Have you noticed that well-known quotations get attributed to the same small group of sources whether the attribution is accurate or not? That anything worth repeating in English is said to have come from Shakespeare, the King James Bible, Winston Churchill or Yogi Berra?

Edgar Allan Poe occupies a similar role in crime fiction, credited with inventing the detective story and just about every variant thereof: the locked-room mystery, the private-detective tale, the thinking detective, the detective-plus-partner team, the puzzle story, the code-and-cipher tale, etc. Unlike Yogi Berra, though, Poe may get too little credit. He may have been the first comic crime writer as well:
"That is another of your odd notions," said the Prefect, who had the fashion of calling everything "odd" that was beyond his comprehension, and thus lived amid an absolute legion of contradictions.
That's from "The Purloined Letter," a reading of which has just prompted these thoughts:

1) The story takes place in Paris, yet, by contemporary standards, nothing save the protagonist's name (C. Auguste Dupin) and the police officer's rank (prefect) marks the setting as French. In Poe's day, however, the very fact of the story's being a detective tale may itself have carried all the connotations of France that he needed, thanks to François-Eugène Vidocq.

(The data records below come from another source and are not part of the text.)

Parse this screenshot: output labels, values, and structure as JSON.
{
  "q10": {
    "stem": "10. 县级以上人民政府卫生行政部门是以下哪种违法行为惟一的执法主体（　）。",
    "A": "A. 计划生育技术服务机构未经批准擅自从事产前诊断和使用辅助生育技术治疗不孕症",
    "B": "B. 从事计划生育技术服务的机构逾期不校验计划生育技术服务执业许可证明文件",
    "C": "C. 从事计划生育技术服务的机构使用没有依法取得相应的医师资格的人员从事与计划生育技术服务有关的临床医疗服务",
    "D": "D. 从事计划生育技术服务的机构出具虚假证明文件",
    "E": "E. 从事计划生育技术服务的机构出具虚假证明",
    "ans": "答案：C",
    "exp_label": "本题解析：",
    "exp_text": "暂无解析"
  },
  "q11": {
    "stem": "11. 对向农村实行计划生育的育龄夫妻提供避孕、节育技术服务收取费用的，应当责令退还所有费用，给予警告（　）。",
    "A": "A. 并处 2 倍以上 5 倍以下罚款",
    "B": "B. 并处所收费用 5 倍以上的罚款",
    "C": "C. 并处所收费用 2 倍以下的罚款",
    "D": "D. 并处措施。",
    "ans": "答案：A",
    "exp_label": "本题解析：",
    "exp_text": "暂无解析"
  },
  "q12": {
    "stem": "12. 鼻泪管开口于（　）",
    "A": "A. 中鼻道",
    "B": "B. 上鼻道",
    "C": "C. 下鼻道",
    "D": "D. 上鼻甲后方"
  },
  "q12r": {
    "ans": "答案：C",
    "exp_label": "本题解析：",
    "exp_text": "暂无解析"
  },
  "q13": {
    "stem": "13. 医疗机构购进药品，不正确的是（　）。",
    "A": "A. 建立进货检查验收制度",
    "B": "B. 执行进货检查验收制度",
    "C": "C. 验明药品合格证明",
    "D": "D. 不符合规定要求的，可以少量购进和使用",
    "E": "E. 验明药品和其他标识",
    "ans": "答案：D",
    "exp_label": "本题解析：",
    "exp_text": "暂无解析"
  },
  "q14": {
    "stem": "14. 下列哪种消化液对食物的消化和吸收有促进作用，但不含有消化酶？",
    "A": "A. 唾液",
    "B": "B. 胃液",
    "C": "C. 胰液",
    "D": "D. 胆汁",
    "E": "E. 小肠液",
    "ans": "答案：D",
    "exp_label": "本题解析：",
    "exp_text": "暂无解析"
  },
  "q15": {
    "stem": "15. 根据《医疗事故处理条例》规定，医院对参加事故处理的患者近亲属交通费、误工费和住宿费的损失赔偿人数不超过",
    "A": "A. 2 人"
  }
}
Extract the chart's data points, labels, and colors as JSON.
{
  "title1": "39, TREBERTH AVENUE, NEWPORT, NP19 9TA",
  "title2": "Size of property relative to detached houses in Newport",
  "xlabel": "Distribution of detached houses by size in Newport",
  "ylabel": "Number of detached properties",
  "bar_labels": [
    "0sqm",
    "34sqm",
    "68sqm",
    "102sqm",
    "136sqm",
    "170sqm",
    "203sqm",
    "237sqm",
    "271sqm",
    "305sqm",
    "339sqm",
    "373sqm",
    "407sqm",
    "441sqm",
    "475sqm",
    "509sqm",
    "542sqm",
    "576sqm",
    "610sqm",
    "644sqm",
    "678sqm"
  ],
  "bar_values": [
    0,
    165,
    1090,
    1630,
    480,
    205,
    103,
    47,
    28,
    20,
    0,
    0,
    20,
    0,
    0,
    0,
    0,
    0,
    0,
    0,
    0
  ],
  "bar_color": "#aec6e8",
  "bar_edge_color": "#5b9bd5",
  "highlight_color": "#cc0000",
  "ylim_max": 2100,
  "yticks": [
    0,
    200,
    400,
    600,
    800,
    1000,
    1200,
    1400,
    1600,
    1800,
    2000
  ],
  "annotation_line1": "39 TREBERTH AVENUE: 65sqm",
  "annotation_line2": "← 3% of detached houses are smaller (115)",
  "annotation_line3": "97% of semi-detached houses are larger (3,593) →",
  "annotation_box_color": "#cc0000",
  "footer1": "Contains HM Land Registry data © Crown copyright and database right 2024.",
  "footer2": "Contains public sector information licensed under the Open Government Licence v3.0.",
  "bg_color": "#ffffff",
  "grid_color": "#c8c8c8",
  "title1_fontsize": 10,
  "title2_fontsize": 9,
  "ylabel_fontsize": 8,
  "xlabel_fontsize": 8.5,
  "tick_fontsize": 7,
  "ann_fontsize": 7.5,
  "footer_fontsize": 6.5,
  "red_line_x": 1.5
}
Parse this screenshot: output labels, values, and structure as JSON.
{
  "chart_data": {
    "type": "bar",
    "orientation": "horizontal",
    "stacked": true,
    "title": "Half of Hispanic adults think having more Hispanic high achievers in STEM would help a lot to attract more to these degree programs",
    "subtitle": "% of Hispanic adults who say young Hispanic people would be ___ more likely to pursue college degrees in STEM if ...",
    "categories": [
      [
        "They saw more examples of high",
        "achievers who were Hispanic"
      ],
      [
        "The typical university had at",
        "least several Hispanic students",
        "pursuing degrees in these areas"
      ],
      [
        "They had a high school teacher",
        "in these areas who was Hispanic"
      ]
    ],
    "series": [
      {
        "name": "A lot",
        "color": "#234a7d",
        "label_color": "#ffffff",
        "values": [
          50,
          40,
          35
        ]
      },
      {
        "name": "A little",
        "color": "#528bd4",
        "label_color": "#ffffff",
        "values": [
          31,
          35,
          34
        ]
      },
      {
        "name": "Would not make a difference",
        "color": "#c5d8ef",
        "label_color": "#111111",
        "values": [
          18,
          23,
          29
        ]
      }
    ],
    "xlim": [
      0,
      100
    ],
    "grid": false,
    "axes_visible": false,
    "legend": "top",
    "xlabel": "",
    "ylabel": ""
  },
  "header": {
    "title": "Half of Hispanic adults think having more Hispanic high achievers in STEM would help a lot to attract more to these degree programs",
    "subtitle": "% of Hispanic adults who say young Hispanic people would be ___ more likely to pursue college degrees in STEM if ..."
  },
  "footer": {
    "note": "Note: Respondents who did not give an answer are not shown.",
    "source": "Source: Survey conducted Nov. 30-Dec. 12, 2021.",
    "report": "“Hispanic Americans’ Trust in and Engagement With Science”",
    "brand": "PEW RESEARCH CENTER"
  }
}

2) In one respect, at least, the story has found more followers in England than in the U.S. Dupin and his unnamed narrator are, of course, the direct fathers of Sherlock Holmes and Watson. The distinct superiority of private investigator to police is also, for various reasons, more characteristic of later English detective fiction than of American.

3) The story is all telling, no action. The only sections that take place in the narrative "present" are the meetings of Dupin, his assistant, and the Prefect of Police, Monsieur G– . This might interest followers of Patti Abbott's current discussion of exposition.

4) The anthologists' introduction tells us that "extensive research" has disproved the belief that Poe was plagued by alcohol and drug problems. Rumors to that effect, we are told, were "grossly exaggerated by a rival who sought to discredit him after his death." It is amusing to think there was a time when such things would discredit a crime writer.